Editorial

GENTILEZA DIPLOMÁTICA.

#InPerfecciones
¿Qué tiene México para ofrecer y presumir a Evo Morales además de su gentileza diplomática? ¿democracia? ¿respeto a las instituciones? ¿presunción de paz social?

 

Carlos Rosas Cancino / @CarlosRosas_C
carlos.rc@inperfecto.com.mx

La tradición mexicana de otorgar asilo político a los oprimidos o perseguidos por los regímenes represores es reconocida internacionalmente, eso nos pone en un lugar muy especial dentro del continente, que, históricamente ha sido escenario de episodios muy vergonzosos en materia del irrespeto a la libertad de expresión y violación a los derechos humanos, en fin, México ha sido el puerto seguro de personajes notables pero también de asilados desconocidos que pudieron salvar la vida y recuperarse de las vejaciones autoritarias infringidas a su persona y familias.

Los hechos ocurridos en Bolivia tienen como ingredientes no solo la opacidad de un proceso electoral enrarecido, sino también la oportunidad que en la coyuntura encontró la oposición a Evo Morales para caer en la trampa de sentirse arropada por el Ejercito para exigir la renuncia de Morales, que en automático los dejó como golpistas, creando un perímetro alrededor de la población civil que exigía el respeto al proceso electoral y que lamentablemente ha pasado a segundo plano debido a que los reflectores se encuentran dirigidos hacia el tema del golpe de estado y la salida del ex presidente Morales de Bolivia.

La coyuntura que ha generado en México el ofrecimiento de asilo político a Evo Morales no tiene precedentes. Por un lado el discurso de izquierda celebra dicho ofrecimiento argumentando la tradición nacional y la salvaguarda de la integridad del ex mandatario boliviano, por otro lado la oposición censura el ofrecimiento argumentando que las condiciones en las que se hace el ofrecimiento se encuentran tergiversadas debido a que el asilo se ofrece a perseguidos por un régimen y no a los “dictadores”. El punto es que ha quedado de lado aquel argumento de no intervención en los asuntos de otros países que ha puesto en la mesa el gobierno de la 4T, salvo que se tenga de por medio la integridad de un “camarada” de izquierda, y aquí es justo donde el análisis de la congruencia debe ser sumamente acucioso y sobre todo con mucha autocrítica.

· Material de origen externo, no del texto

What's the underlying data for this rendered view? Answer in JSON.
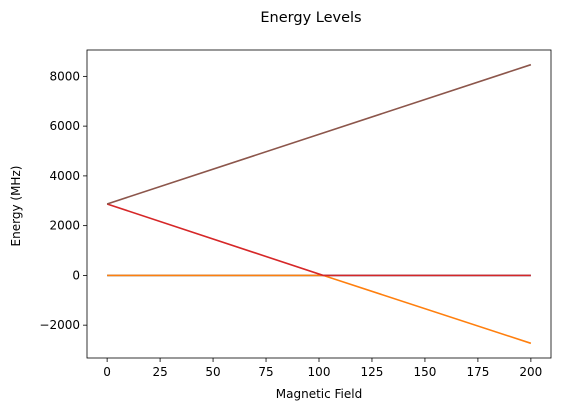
{
  "chart_data": {
    "type": "line",
    "title": "Energy Levels",
    "xlabel": "Magnetic Field",
    "ylabel": "Energy (MHz)",
    "xlim": [
      -9.5,
      209.5
    ],
    "ylim": [
      -3320,
      9060
    ],
    "xticks": [
      0,
      25,
      50,
      75,
      100,
      125,
      150,
      175,
      200
    ],
    "yticks": [
      -2000,
      0,
      2000,
      4000,
      6000,
      8000
    ],
    "ytick_labels": [
      "−2000",
      "0",
      "2000",
      "4000",
      "6000",
      "8000"
    ],
    "grid": false,
    "series": [
      {
        "color": "#1f77b4",
        "x": [
          0,
          200
        ],
        "y": [
          0,
          0
        ]
      },
      {
        "color": "#ff7f0e",
        "x": [
          0,
          102,
          200
        ],
        "y": [
          0,
          0,
          -2730
        ]
      },
      {
        "color": "#d62728",
        "x": [
          0,
          102,
          200
        ],
        "y": [
          2870,
          0,
          0
        ]
      },
      {
        "color": "#8c564b",
        "x": [
          0,
          200
        ],
        "y": [
          2870,
          8470
        ]
      }
    ]
  }
}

Toda la coyuntura social que generará la estancia del ex mandatario boliviano en México, nos pondrá en el escenario donde tendremos que observar como el refuerzo de ese sentimiento de superioridad moral que presume la 4T se utilizará como escudo en contra de cualquier argumento que pretenda tocar al “héroe boliviano” como si se tratase del resguardo de las reliquias de un santo, sin embargo, si sacamos de la ecuación toda crítica sobre la actuación del ex mandatario boliviano en su país, la pregunta es ¿qué tiene México para ofrecer y presumir a Evo Morales además de su gentileza diplomática? ¿democracia? ¿respeto a las instituciones? ¿presunción de paz social?, pongamos en perspectiva estos elementos, porque en el discurso de la 4T que tanto alaba a Evo Morales como el ejemplo de esa izquierda a la que aspira llegar, tal parece que está haciendo todo lo contrario para situarse y tomar como directriz todos los elementos negativos que desembocaron en la dimisión de Morales al gobierno de Bolivia.

El momento en el que llega la coyuntura en Bolivia le ha caído como anillo al dedo al Gobierno de Andrés Manuel López Obrador como una cortina de humo que ni mandada a hacer deja en segundo plano aspectos de una trascendencia nacional que no deben perderse de vista. La designación de la titular de la Comisión Nacional de Derechos Humanos Rosario Piedra Ibarra en medio de un proceso de elección lleno de reclamos y opacidad, la iniciativa para modificar la estructura del Instituto Nacional Electoral, la entrada del FBI a México so pretexto de las pesquisas sobre el caso Le Barón, el estado de inseguridad en ingobernabilidad, etc. son temas que podrían pasar de noche bajo la completa atención a la llegada de Evo Morales a México. Centrar la atención en el culto a los personajes de izquierda nos podría hacer caer en la trampa de celebrar una doctrina en tanto, tras bambalinas, se cocina lo que en definitiva nos afectará en lo futuro.